Insert shamelessly pandering blog title here


I came across this post in the interwebs this week about an e-book author who is pulling in $13,500 a month in royalties for her book. In my limited knowledge of e-booking and self-publishing, that seemed to be an unusually high sum of money for a self-published e-book. 

I’ve lately been frustrated by the inordinate amounts of time I spend writing things that aren’t very stimulating to me in order to help pay the bills. I didn’t quit my job in order to pursue another career as a freelancer — I left in order to focus on my kids and the freelancing is a necessity in order to make ends meet. But it’s hard not to feel like I shouldn’t be doing more (or at least making a little more for what I do) so many days I feel like I’m attempting to build a skyscraper using grains of sand.* 

Judging from the post, this e-book writer is a hard-working mom whose family was hit hard by the recession and decided she was going to channel her frustrations by writing a book based on some ideas she had floating around her head. 

Well, I can certainly relate to that. 

Then I read the name of her book:

“The Power of the Pussy” — a “controversial dating advice book for women” that contains some “very sexually explicit” content. 

According to the description on Amazon.com, by reading this book I will learn “valuable lessons” that will teach me how to: 

  • Flip the switch in your female brain, so you can beat men at their own game…
  • Have men lining up to date you and desperate for your attention… 
  • Heal from a broken heart and never be sad over a man again!
  • Become the type of woman that commands respect from men…
  • Get the proposal, the ring, and the man of your dreams!
So I haven’t read the book. Given its success I have to imagine it contains useful advice that have enabled many, many woman to get the proposal, the ring and the man of their dreams.

But after reading the post I ranted to Brad about it. I doubt I will ever make $13,500 a month in royalties for anything I write … not necessarily because I’m a terrible writer or anything but because the subject matters I tend to write about aren’t all that sexy in a “Power of the Pussy” sort of way. 

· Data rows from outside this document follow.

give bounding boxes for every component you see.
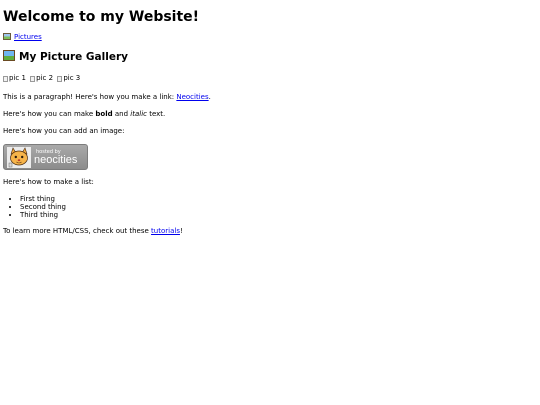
badge-big-text: neocities	[34, 153, 78, 166]
list-intro: Here's how to make a list:	[3, 177, 94, 186]
neocities-link[interactable]: Neocities	[176, 93, 208, 101]
gallery-image-alt: pic 2	[36, 74, 54, 82]
example-list: First thing Second thing Third thing	[3, 195, 537, 219]
learn-more-prefix: To learn more HTML/CSS, check out these	[3, 226, 152, 235]
formatting-suffix: text.	[146, 109, 166, 118]
page: Welcome to my Website! Pictures My Pictu…	[0, 9, 540, 236]
link-paragraph-suffix: .	[208, 92, 211, 101]
italic-text: italic	[130, 109, 147, 118]
gallery-image-alt: pic 1	[9, 74, 26, 82]
bold-text: bold	[95, 109, 113, 118]
list-item: First thing	[20, 195, 537, 203]
list-item: Second thing	[20, 203, 537, 211]
gallery-image-3: pic 3	[57, 74, 80, 83]
link-paragraph-prefix: This is a paragraph! Here's how you make…	[3, 92, 177, 101]
gallery-image-1: pic 1	[3, 74, 26, 83]
pictures-link[interactable]: Pictures	[3, 33, 42, 42]
formatting-prefix: Here's how you can make	[3, 109, 96, 118]
neocities-cat-logo-icon	[7, 146, 31, 168]
gallery-title: My Picture Gallery	[3, 50, 537, 64]
broken-image-icon	[57, 75, 63, 82]
gallery-image-2: pic 2	[30, 74, 53, 83]
gallery-image-alt: pic 3	[63, 74, 81, 82]
broken-image-icon	[30, 75, 36, 82]
formatting-paragraph: Here's how you can make bold and italic …	[3, 110, 537, 119]
link-paragraph: This is a paragraph! Here's how you make…	[3, 93, 537, 102]
image-paragraph: Here's how you can add an image:	[3, 126, 125, 135]
framed-picture-icon	[3, 33, 11, 40]
hosted-by-neocities-badge: hosted by neocities	[3, 143, 88, 170]
gallery-title-text: My Picture Gallery	[19, 51, 128, 63]
pictures-link-label: Pictures	[14, 33, 42, 41]
broken-image-icon	[3, 75, 8, 82]
learn-more-suffix: !	[179, 226, 183, 235]
tutorials-link[interactable]: tutorials	[151, 227, 180, 235]
page-title: Welcome to my Website!	[3, 9, 200, 25]
learn-more-paragraph: To learn more HTML/CSS, check out these …	[3, 227, 537, 236]
picture-gallery: pic 1 pic 2 pic 3	[3, 74, 537, 85]
formatting-middle: and	[112, 109, 131, 118]
framed-picture-icon	[3, 50, 15, 61]
list-item: Third thing	[20, 211, 537, 219]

That is to say, I’m all but certain I will never write or attempt to publish a book that has an equally as scintillating, eye-ball grabbing, SEO-friendly title. 

So Brad suggested I write a book called “Pussy (And Other Things I Know Nothing About)” in which I shared about my general lack of wiles, feminine and otherwise. It would probably not be the book that people searching for p-word*** related literature are looking for, however, it might be the book that people who felt they needed to read “Power of the Pussy” would relate to more.

Then tonight as I admired my evening loungeware, I came up with a sequel to my as-yet-unwritten collection of essays about frumpitude and dishelvement: 

“50 Shades of Blue: Dressing for the Man You Have” ****

I hid behind my cell phone so as to cover up
the redness from my freshly waxed upper lip —
the world can only handle so much hotness.

For those of you keeping track — that’s a striped blue T-shirt shirt I’m wearing under a two-tone blue hoodie along with blue dog-and-cat-hair-covered fleece pajama pants and blue striped socks. 

I feel compelled to note that I did not leave the house in this ensemble. Wait. That’s not quite true. I did leave the house wearing this outfit with a pair of blue jeans in place of the fleece star pants — but they were my good jeans!

Sigh. There’s no hope. 

Go on without me world (and savvy e-book publishers). 

*OK, maybe there’s a better analogy in there somewhere … maybe if I were creative enough to come up with that analogy I’d be building skyscrapers with, you know, cinderblocks and steel beams and shit** instead of sand grains. 
**Not actual shit. That’d be gross. 
*** Not sure why I didn’t write out the p-word there again. Actually I do know. I detest that word. It’s totally creepy to me in the same way “moist” and “supple” are totally creepy and I already felt like I’d used it too many times.
****I’m sorry it’s come to this Brad.